The Serial Number can be set in the constructor of CorsairLightingProtocolHID and CLPUSBSerialBridge as shown in the example.

const char mySerialNumber[] PROGMEM = "202B6949A967";
CorsairLightingProtocolHID cHID(&cLP, mySerialNumber);

The Serial Number MAY only consist of HEX characters (0-9 and A-F).

The DeviceID can be set with the setDeviceID function of CorsairLightingFirmware.

void setup() {
    byte deviceId[4] = { 0x9A, 0xDA, 0xA7, 0x8E };


The DeviceID can be changed with the DeviceIDTool. Upload the DeviceIDTool sketch and then open the Serial monitor with baudrate 115200. The tool displays the current DeviceID, you can type in a new DeviceID that is saved on the Arduino. After that, you can upload another sketch.

Repeat or scale LED channels

You can repeat or scale LED channel controlled by iCUE onto physical LED strips. This is very useful if you have very long LED strips that are longer than 60/96/135 LEDs, which is the maximum number iCUE supports.

To repeat or scale a LED channel you must apply the CLP::repeat or the CLP:scale function in the update hook of the FastLEDController. See the RepeatAndScale example for the complete code. Both functions take the FastLEDController pointer and the channel index as arguments. Additionally, the repeat function takes as an argument how often the LED channel should be repeated. For example, if you want to duplicate the channel you must pass 2 as argument. The scale function takes as third argument the length of the physical LED strip to which it scales the channel using integer scaling. For example you have 144 physical LEDs on you strip and 60 on the LED channel. Then the third argument of the scale function is 144.

For both functions it’s important, that the CRGB arrays have at least the length of the physical LED strip. This means if your LED channel from iCUE has 50 LEDs and you use the repeat function to control 100 physical LEDs you MUST declare the CRGB array at least with a length of 100.

Increase the Brightness of the LEDs

When using LS100 or LT100 iCUE only uses 50% of the LEDs brightness even if you set the brightness to max in the iCUE Device Settings. But there are good news, we can increase the brightness with the Arduino so we can use the full brightness of our LEDs. Add the CLP::fixIcueBrightness function to the onUpdateHook in the setup function as shown in the example. If there are multiple functions called in onUpdateHookfixIcueBrightness should be the first. Only use this function with LS100 and LT100 devices!

ledController.onUpdateHook(0, []() {
	CLP::fixIcueBrightness(&ledController, 0);

Reverse direction of LED Strip

If you want to change the direction of the LEDs of the Strip without physically change the strip, the CLP::reverse function can be used. The reverse function must be called be for scaling.

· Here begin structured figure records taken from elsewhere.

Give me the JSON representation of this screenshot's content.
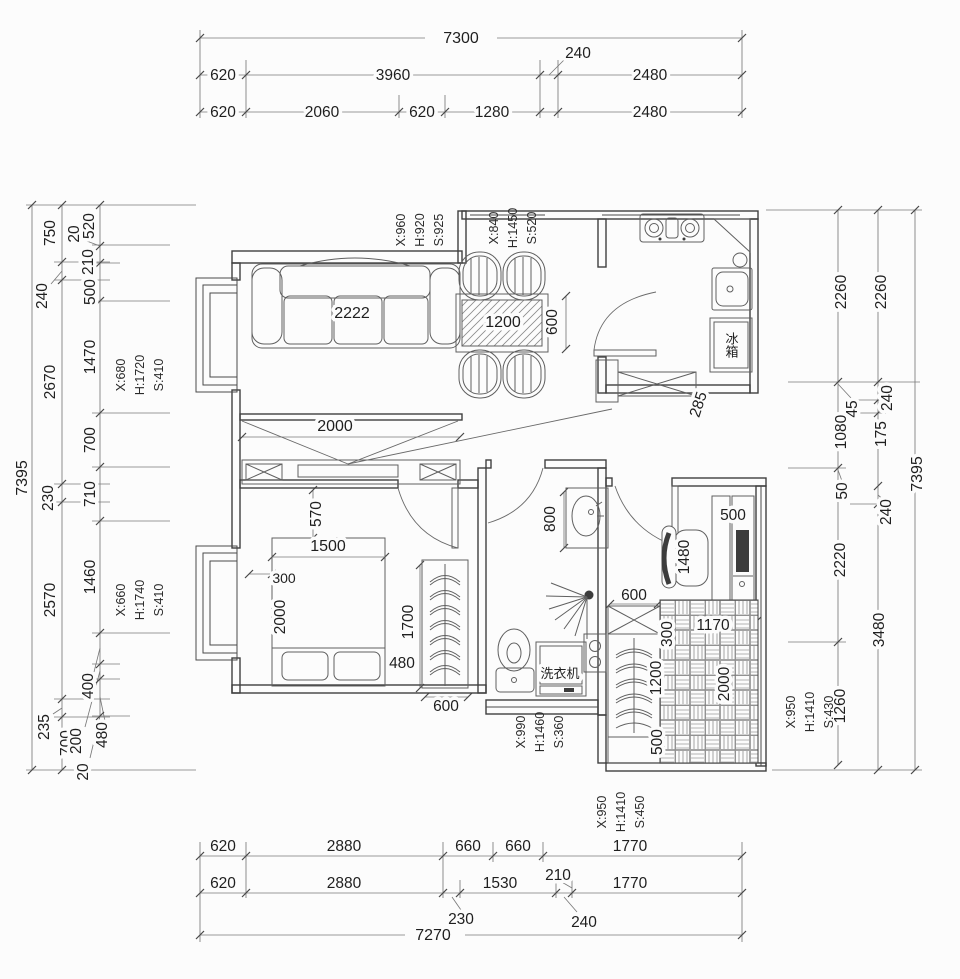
{
  "dims": {
    "top": {
      "total": "7300",
      "row2": [
        "620",
        "3960",
        "240",
        "2480"
      ],
      "row3": [
        "620",
        "2060",
        "620",
        "1280",
        "2480"
      ]
    },
    "bottom": {
      "row1": [
        "620",
        "2880",
        "660",
        "660",
        "1770"
      ],
      "row2": [
        "620",
        "2880",
        "1530",
        "210",
        "1770"
      ],
      "leaders": [
        "230",
        "240"
      ],
      "total": "7270"
    },
    "left": {
      "total": "7395",
      "outer": [
        "750",
        "240",
        "2670",
        "230",
        "2570",
        "235",
        "700"
      ],
      "inner": [
        "520",
        "20",
        "210",
        "500",
        "1470",
        "700",
        "710",
        "1460",
        "400",
        "200",
        "480",
        "20"
      ]
    },
    "right": {
      "total": "7395",
      "outer": [
        "2260",
        "240",
        "175",
        "240",
        "3480"
      ],
      "inner": [
        "2260",
        "45",
        "1080",
        "50",
        "2220",
        "1260"
      ]
    }
  },
  "interior": {
    "living": {
      "sofa": "2222",
      "table_width": "1200",
      "table_depth": "600"
    },
    "hall": {
      "tv_wall": "2000",
      "passage": "570",
      "cabinet": "285"
    },
    "bedroom": {
      "offset": "300",
      "bed_width": "1500",
      "bed_length": "2000",
      "closet_height": "1700",
      "closet_gap": "480",
      "closet_width": "600"
    },
    "bath": {
      "basin": "800",
      "washer": "洗衣机"
    },
    "kitchen": {
      "fridge": "冰箱"
    },
    "study": {
      "desk_depth": "500",
      "chair": "1480",
      "closet_top": "600",
      "bed_offset": "300",
      "bed_width": "1170",
      "closet_length": "1200",
      "bed_length": "2000",
      "closet_bottom": "500"
    }
  },
  "windows": {
    "entry": {
      "s": "S:925",
      "h": "H:920",
      "x": "X:960"
    },
    "kitchen": {
      "s": "S:520",
      "h": "H:1450",
      "x": "X:840"
    },
    "living": {
      "s": "S:410",
      "h": "H:1720",
      "x": "X:680"
    },
    "bedroom": {
      "s": "S:410",
      "h": "H:1740",
      "x": "X:660"
    },
    "study": {
      "s": "S:430",
      "h": "H:1410",
      "x": "X:950"
    },
    "bath": {
      "s": "S:360",
      "h": "H:1460",
      "x": "X:990"
    },
    "balcony": {
      "s": "S:450",
      "h": "H:1410",
      "x": "X:950"
    }
  }
}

ledController.onUpdateHook(0, []() {
	CLP::reverse(&ledController, 0);

Hardware Lighting mode

The Hardware Lighting mode can be configured in iCUE. It allows you the set lighting effects that will be active when iCUE is not running. This is the case when the PC is off, in sleep mode, booting or the user is logged out. So if you want to have lighing effects in all these situations, use the Hardware Lighting mode. If you don’t want it, configure a static black color.


This project is licensed under the Apache 2.0 License.


This is a DO IT YOURSELF project, use at your own risk!